Jadwal PLPG di rayon 111 UNY gelombang 1-2, pesertanya baru guru-guru di wilayah provinsi Yogyakarta. Meski jadwal tersebut sudah ada, untuk kabupaten Ciamis belum ditentukan akan masuk pada gelombang yang mana. Itu sebabnya banyak guru penasaran. 
Anikah Soraya, · Guru Kelas di SLB Sindangsari misalnya mempertanyakan hadwal pasti kapan guru Ciamis mengikuti PLPG di rayon UNY. Guru lain juga sama.
“Saya mohon dengan sangat, jadwal PLPG untuk Kab. Ciamis segera ditayangkan, biar jelas,” kata guru lainnya, Hamim Mulyana. 

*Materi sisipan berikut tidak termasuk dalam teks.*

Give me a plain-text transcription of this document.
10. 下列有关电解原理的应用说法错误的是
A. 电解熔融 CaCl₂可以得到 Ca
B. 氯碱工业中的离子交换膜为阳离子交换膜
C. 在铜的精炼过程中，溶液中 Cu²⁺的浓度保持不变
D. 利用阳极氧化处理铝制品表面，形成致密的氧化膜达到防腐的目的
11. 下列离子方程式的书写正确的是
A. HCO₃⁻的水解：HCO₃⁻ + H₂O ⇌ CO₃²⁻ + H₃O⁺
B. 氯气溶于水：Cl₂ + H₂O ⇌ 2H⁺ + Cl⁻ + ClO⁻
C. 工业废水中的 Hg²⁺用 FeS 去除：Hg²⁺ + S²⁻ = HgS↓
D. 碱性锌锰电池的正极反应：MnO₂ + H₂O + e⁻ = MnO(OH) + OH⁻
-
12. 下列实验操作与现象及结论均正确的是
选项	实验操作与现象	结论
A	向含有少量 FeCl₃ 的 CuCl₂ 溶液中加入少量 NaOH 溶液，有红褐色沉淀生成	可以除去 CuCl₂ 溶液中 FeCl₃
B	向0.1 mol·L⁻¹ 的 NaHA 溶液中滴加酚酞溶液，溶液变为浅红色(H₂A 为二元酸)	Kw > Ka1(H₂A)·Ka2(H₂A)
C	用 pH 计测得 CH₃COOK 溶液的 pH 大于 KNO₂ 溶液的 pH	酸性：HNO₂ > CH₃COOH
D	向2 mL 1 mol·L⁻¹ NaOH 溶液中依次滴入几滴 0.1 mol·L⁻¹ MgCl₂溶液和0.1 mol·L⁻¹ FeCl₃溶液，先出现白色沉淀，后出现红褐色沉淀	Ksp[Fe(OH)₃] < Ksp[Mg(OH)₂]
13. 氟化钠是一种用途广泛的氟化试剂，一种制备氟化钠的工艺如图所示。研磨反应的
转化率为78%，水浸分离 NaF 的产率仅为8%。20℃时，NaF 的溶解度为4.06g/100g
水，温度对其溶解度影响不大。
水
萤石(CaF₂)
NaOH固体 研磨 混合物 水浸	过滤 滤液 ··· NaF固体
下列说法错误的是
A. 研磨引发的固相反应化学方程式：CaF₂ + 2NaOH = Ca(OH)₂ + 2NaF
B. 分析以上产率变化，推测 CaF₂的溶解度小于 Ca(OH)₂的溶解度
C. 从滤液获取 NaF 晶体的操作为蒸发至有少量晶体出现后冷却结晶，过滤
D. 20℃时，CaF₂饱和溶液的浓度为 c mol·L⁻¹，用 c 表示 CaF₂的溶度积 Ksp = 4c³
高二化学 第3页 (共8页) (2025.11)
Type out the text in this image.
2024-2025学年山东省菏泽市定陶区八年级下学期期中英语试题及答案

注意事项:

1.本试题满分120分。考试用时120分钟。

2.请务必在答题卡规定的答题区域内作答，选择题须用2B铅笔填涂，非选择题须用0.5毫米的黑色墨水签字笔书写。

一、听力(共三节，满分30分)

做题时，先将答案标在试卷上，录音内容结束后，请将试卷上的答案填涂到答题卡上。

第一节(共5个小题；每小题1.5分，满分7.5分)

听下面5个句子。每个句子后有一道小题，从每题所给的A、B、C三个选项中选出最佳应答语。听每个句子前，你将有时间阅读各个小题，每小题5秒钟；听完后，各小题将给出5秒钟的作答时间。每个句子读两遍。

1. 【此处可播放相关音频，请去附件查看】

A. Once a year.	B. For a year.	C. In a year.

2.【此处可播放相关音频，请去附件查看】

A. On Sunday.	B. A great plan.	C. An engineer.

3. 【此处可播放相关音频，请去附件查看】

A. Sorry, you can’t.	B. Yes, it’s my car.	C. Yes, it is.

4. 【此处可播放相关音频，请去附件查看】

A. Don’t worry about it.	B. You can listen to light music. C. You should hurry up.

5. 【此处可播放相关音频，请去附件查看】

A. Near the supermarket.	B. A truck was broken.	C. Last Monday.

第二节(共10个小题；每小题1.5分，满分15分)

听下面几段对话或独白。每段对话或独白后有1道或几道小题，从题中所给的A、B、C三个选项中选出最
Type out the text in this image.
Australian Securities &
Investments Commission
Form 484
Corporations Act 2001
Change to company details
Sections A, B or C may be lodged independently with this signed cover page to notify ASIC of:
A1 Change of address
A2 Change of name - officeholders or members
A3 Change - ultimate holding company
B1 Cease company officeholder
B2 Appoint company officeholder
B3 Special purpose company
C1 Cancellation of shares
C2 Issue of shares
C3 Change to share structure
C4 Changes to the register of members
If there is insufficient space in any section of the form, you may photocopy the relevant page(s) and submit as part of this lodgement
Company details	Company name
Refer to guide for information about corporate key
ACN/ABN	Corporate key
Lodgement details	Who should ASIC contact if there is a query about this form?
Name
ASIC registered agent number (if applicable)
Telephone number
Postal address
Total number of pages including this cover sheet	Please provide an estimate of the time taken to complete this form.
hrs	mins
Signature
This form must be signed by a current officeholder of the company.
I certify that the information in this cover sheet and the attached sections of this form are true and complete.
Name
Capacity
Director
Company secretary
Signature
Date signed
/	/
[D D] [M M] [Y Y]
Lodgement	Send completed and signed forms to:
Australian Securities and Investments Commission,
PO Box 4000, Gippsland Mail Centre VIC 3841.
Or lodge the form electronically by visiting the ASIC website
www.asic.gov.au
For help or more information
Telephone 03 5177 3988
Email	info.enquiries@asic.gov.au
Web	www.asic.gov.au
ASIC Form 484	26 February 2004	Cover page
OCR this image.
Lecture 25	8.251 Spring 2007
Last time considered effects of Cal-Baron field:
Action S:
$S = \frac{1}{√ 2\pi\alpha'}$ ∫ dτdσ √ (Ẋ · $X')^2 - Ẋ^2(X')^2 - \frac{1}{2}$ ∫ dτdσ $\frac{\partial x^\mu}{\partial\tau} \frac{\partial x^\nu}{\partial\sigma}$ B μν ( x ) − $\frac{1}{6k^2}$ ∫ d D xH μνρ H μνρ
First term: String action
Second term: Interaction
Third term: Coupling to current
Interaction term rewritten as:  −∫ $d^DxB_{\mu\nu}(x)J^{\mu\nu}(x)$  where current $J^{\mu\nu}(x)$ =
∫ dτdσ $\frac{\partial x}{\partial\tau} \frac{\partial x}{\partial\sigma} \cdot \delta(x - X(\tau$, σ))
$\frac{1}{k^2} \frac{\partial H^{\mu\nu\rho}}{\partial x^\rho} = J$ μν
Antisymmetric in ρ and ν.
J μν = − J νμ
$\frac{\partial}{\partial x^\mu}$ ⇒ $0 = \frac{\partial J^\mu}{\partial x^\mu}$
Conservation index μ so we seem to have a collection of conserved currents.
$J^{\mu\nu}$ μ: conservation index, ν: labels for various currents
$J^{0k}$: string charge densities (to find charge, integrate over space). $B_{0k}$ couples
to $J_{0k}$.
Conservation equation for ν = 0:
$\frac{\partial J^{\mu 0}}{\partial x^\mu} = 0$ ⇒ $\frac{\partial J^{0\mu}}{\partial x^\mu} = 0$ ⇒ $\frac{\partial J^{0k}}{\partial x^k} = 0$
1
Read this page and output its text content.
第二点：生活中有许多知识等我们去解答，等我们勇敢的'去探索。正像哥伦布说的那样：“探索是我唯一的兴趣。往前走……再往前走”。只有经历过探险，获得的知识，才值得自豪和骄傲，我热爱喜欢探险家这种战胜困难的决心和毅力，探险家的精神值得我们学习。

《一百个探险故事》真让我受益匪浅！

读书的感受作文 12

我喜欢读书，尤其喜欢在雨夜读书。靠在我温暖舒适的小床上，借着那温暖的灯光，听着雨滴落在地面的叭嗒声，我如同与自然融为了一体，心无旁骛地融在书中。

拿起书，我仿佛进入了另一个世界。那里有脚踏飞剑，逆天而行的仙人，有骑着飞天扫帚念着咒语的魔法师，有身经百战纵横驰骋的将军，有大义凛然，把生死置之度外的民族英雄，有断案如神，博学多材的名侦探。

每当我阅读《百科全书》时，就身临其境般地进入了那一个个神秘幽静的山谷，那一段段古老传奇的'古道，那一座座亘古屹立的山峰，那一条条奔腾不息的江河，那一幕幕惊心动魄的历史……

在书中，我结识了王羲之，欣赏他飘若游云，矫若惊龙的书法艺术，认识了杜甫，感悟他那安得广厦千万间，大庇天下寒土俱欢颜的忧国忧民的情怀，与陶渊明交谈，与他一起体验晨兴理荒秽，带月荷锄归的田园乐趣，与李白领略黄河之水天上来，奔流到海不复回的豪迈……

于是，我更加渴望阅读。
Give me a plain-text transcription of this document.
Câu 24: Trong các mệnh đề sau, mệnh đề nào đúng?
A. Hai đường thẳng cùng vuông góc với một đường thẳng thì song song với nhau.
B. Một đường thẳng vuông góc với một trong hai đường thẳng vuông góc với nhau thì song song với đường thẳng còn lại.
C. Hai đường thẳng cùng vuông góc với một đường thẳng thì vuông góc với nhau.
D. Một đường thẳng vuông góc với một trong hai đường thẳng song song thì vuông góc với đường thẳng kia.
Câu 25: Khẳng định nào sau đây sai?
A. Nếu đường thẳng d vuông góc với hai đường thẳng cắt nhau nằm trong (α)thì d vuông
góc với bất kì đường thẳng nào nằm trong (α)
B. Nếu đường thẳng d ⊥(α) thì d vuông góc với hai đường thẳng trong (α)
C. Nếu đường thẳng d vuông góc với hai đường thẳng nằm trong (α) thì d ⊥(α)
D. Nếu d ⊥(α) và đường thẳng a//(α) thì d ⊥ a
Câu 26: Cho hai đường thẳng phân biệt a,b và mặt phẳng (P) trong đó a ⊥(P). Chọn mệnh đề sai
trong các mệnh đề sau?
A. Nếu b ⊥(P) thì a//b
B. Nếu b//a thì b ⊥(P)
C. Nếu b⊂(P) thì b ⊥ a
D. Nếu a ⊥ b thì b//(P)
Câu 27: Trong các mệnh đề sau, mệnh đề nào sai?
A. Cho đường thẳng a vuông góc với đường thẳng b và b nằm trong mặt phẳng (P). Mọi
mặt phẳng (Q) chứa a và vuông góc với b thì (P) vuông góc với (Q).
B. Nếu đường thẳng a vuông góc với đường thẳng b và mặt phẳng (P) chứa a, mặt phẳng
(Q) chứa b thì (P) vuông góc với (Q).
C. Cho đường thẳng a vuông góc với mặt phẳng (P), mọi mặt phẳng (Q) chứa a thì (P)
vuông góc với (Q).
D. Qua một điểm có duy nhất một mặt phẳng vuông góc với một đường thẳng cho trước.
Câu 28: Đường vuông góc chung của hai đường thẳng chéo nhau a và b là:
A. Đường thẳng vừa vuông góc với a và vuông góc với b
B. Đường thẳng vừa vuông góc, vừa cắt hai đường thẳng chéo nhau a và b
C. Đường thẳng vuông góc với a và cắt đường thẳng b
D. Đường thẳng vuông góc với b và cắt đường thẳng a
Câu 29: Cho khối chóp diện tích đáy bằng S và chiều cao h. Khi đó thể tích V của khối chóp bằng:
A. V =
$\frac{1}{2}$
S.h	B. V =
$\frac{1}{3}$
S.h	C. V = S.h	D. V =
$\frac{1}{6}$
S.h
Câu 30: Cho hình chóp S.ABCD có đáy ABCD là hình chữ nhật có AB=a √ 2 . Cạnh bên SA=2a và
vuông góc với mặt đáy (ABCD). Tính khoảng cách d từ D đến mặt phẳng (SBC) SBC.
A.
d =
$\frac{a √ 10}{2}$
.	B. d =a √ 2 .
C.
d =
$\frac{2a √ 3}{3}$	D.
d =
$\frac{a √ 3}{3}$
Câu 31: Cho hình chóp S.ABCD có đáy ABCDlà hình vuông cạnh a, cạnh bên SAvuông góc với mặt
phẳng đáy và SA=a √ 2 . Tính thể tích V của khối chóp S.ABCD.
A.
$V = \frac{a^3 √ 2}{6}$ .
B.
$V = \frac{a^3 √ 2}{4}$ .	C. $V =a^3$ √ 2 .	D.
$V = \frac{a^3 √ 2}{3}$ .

Tbagus SN asal Rancah, juga mempertanyakan jadwal PLPG guru Ciamis. “Kapan ya?” tanyanya.  
Hingga laporan ini diturunkan, dari Rayon UPI Bandung juga belum ada informasi khusus terkait Jadwal PLPG. Untuk Rayon 136 Unsil juga demikian. 
Menanggapi banyaknya pertanyaan jadwal PLPG, Disidik Kabupaten Ciamis, juga belum memberikan keterangan resmi. Kepala Sub Bagian Kepegawaian Dinas Pendidikan Kab Ciamis Drs. U. Sukiman pun mengaku belum menerima jadwal pasti untuk PLPG Kabupaten Ciamis. 
“Kami juga masih menunggu jadwal dari beberapa Perguruan Tinggi, jadi para guru mohon bersabar,” ujarnya.